A distinct seam delineates the two halves of Harbor Technologies' manufacturing facility in Brunswick. On one side, employees wrap fiberglass fabric around long cylinders, the beginnings of what will become pilings for an Amtrak bridge in Connecticut. But as Martin Grimnes, the company's president, passes under a threshold to the other side of the 30,000-square-foot building, the space opens up into a white-walled expanse. Components for the pilings, including composite rods stretching nearly to the far wall, lie ready for the next step of production under two towering garage doors.
This portion of the facility didn't even exist three years ago, but as Grimnes explains, "The building wasn't long enough." Harbor Technologies has for several years boasted a reputation as a leader in composite building products — its most recent successes, however, can be measured in feet. First, the company built beams for a 540-foot-long bridge under construction in Boothbay that will become the longest composite federal highway span in the world. Then there are the 103-foot-long composite pilings Harbor Technologies built for the U.S. Navy for a submarine base in Pearl Harbor, Hawaii. They were the longest of their kind ever built, until the company topped itself and built 110-foot-long composite pilings for the Port of New Orleans.

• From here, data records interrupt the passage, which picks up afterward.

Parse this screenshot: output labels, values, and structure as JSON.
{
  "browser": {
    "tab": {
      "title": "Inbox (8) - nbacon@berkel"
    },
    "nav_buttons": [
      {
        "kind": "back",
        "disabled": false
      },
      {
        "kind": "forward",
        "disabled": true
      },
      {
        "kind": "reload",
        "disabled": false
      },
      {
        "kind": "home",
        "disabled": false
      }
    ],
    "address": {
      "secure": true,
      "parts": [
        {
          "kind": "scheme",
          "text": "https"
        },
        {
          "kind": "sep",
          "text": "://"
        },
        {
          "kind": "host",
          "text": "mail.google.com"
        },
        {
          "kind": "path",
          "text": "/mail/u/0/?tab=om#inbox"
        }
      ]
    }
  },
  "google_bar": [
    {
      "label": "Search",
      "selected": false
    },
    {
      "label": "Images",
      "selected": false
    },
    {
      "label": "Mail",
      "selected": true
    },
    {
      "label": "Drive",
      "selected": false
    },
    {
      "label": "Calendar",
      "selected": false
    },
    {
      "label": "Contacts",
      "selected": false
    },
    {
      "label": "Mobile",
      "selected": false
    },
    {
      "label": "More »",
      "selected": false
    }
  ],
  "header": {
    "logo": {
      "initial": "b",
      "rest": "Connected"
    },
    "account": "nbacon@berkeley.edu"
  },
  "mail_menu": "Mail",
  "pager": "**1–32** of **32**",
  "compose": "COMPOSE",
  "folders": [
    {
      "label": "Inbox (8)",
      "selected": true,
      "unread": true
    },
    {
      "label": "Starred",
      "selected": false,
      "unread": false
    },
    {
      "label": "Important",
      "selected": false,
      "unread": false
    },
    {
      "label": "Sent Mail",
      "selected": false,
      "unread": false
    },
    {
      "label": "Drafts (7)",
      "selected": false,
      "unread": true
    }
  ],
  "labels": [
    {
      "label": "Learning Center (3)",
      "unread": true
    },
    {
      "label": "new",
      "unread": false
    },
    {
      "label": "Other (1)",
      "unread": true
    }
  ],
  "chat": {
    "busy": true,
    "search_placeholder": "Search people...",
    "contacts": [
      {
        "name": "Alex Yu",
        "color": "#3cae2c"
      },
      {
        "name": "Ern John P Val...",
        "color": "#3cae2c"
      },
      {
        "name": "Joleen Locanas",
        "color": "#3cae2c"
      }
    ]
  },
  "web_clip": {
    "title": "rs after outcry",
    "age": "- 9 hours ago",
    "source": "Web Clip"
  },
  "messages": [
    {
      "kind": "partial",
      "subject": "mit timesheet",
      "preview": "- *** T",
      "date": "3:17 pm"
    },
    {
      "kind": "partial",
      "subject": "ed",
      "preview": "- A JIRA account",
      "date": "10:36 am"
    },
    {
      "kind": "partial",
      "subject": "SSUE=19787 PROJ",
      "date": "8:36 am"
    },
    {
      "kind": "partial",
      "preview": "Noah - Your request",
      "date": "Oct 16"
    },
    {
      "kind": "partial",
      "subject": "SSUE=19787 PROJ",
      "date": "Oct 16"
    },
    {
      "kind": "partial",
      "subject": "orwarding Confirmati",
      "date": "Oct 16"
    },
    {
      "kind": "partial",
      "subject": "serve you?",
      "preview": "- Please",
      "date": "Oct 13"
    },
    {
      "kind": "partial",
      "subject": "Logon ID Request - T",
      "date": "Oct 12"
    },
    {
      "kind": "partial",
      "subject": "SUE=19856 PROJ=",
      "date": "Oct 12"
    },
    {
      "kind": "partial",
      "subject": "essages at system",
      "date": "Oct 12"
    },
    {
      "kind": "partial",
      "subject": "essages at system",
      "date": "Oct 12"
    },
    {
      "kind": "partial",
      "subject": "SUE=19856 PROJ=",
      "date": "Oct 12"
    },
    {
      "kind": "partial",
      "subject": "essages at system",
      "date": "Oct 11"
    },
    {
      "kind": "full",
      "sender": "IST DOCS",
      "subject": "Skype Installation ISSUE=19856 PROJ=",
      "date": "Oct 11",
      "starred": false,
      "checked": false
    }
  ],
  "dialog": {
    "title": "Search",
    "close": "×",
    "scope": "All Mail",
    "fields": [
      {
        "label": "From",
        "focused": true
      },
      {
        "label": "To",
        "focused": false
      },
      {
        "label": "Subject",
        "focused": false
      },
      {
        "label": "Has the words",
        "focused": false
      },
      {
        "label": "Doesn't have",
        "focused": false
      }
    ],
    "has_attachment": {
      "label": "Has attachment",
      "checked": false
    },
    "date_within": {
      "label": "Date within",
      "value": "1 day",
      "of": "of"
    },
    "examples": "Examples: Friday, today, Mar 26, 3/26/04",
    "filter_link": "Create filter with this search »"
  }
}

All in all, not a bad 2010. Harbor Technologies also welcomed the arrival of a pultrusion machine, a piece of equipment that can produce continuous pilings of any length, which it developed with a grant from the Maine Technology Institute. The machine, the only one of its kind in New England, is expected to triple production capacity, putting the company on track for another strong year. In 2010, Harbor Technologies saw sales jump 200% to more than $6 million. "Now, we've got to improve on that," Grimnes says.
Martin Grimnes has been involved in Maine's composites industry since the late 1980s, when he helped create the Maine Composites Alliance, an industry group that today counts 40 members among its ranks. At the time, he was running Brunswick Technologies Inc., a company he founded in 1984 and later grew into a $44 million business. But a hostile takeover of the company in 2000 by the French multinational Saint-Gobain left Grimnes adrift. "I was floundering," he recalls, "wondering, 'What the heck should I do now?'" After the Maine Department of Transportation sought him out to develop composite docks and pilings to replace environmentally harmful pressure-treated floats, Grimnes dove back into the composites industry, founding Harbor Technologies in 2003.
That small dock-building company has since grown into a supplier of high-tech infrastructure products, though docks remain a core product. Harbor Technologies tripled its manufacturing space in 2008. "If you see opportunities on the horizon, it's hard not to address them," Grimnes says of the company's trajectory, sitting in his modest Brunswick office. A faint, chemical smell wafts through the door, a byproduct of the resin the company uses to treat its pilings, as Grimnes' black Lab, Lucy, snoozes under his desk.
The $2 million bridge project, which will incorporate 60 Harbor Technologies beams in the replacement of the aging Knickerbocker Bridge in Boothbay, has attracted worldwide attention, he says. "The beauty of the technology is it saves a ton of labor," Grimnes explains. The composite pilings are stronger, lighter and more environmentally friendly than conventional steel and concrete pilings and last three times longer, he says. "If you can have one [piling] every 100 feet instead of one every six feet, you save a ton on piling installation," offsetting his products' higher cost, Grimnes says.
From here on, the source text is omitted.